As I’ve previously blogged, the state of scams in Sweden has been a hot topic in the media over the past few months, not least due to a show on Swedish SVT where an investigative journalist followed a criminal gang who used social engineering to convince elderly people to transfer their savings through a hybrid smishing and vishing campaign.
Within days, the Prime Minister summoned banks, police and others to a meeting to discuss this growing problem, and urged the banks to take action.
Fast forward 3 months, and the government reconvened May 13 where the Banker’s Association presented their plan to tackle social engineering fraud.
The plan includes giving customers the ability to choose their own transaction limit, and a proposal to provide the ability for a second (trusted) person to be required for payment approval was also made. While details are scarce, slowing down transactions was also discussed as one of the measures the banks intend to introduce.
These measures will be implemented over roughly the next year.
This seems a positive first step towards tackling a problem that has a huge financial as well as emotional impact. It’s great to see that banks have been able to put together such an action plan in a relatively short space of time, and I’m sure there will be other measures included in the plan which for obvious reasons weren’t shared with the public (including - no doubt - the scammers) watching the press conference.
Banks will of course need to educate their customers on how to make these changes to their accounts in a simple way to ensure those who are less tech-savvy will be able to protect themselves.
To make further progress on this problem we also need to see a greater level of data sharing – Again, another point that was mentioned during the press conference, and I’m eager to know how this will be operationalised. As we say often at BioCatch: Bad guys share information and best practices to commit financial crime, so we good guys need to do the same to stop them.
Another factor that banks should add to their armoury is their ability to use data based on customer interactions during payment flows. Being able to detect when a customer is under stress, or is being coached through a payment flow (just as we saw in the documentary) is a powerful way to intervene before any money is transferred – Keeping both banks and consumers safe. We’ve seen this approach being taken in other countries, who are now bucking the trend of escalating scam losses and actually seeing a reduction.

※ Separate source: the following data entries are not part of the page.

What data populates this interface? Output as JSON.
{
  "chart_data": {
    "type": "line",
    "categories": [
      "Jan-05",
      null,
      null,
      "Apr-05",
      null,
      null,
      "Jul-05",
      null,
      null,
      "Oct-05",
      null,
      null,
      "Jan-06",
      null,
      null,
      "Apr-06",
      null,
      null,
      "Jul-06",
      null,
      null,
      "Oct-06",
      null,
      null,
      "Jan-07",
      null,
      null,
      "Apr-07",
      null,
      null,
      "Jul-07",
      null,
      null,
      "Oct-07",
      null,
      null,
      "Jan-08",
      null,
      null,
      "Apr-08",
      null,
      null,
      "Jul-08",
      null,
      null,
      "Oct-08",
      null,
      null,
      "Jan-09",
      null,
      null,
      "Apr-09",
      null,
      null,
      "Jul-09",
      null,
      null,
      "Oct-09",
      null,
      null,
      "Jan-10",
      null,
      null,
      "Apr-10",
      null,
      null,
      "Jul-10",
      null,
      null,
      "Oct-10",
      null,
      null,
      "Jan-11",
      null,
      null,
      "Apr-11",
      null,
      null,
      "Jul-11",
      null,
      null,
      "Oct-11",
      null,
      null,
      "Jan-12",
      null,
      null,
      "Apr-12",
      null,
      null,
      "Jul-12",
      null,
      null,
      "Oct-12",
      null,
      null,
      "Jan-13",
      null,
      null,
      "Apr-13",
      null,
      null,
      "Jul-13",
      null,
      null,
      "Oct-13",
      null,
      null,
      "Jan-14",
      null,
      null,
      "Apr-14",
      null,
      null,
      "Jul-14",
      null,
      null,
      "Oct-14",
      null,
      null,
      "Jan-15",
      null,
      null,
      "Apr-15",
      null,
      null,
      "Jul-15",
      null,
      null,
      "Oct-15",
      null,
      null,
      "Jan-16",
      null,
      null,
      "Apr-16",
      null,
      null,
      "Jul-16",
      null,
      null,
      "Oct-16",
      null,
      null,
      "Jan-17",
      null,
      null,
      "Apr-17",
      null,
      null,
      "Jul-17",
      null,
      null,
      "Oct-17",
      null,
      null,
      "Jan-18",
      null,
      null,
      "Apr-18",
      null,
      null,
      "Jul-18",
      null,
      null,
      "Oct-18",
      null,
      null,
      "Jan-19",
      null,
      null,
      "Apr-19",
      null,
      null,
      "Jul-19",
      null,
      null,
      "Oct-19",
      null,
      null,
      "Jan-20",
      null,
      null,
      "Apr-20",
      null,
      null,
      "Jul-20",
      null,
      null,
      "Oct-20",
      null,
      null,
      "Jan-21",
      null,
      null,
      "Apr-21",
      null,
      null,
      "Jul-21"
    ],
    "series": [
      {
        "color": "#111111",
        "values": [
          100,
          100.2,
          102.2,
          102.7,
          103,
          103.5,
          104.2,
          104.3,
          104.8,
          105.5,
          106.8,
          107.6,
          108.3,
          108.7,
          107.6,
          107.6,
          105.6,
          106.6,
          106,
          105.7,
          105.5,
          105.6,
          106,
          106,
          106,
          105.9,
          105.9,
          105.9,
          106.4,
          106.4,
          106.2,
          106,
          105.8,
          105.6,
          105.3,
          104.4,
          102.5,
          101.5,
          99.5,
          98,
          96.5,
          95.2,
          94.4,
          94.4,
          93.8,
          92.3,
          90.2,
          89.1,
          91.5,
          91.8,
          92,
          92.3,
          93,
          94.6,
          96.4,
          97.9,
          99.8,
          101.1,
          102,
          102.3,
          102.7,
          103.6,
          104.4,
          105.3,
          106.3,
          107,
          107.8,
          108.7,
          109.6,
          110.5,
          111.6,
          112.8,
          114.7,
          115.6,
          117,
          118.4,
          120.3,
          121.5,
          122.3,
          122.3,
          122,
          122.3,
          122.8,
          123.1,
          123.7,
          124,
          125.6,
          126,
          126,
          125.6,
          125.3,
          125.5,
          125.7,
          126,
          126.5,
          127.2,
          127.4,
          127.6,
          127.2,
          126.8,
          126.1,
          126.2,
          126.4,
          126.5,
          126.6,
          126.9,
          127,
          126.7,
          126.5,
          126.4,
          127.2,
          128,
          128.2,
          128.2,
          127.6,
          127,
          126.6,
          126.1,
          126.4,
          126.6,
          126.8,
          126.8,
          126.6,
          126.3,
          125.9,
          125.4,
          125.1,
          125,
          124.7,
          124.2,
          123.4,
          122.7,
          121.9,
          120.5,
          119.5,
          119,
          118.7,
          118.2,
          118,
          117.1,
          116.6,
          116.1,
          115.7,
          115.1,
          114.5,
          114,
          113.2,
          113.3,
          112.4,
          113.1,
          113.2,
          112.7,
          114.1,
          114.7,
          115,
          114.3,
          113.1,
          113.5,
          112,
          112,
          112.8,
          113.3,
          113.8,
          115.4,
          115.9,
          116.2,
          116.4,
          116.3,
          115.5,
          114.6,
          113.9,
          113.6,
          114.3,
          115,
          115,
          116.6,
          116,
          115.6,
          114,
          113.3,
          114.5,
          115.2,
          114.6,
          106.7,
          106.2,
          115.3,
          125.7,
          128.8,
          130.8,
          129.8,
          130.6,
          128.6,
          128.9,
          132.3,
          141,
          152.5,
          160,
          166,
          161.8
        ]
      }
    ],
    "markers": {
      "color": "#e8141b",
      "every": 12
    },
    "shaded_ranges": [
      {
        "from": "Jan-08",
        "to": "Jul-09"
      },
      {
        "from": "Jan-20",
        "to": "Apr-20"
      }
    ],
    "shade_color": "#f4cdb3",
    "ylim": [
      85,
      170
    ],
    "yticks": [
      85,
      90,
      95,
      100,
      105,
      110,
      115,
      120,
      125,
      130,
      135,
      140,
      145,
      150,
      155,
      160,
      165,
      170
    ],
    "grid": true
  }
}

We’re approaching a turning point where over the next few years regulation will require banks to refund customers where the scammer impersonates their bank, and at the same time will be required to process payments within 10 seconds – In stark contrast to the latest idea to slow payments down to a day or more.
Just as fraud evolves, so must the banks. Everyone working in fraud already knows that no two days are the same, and I see a period of dramatic change over the coming years – for the sake of Swedish society, hopefully for the better!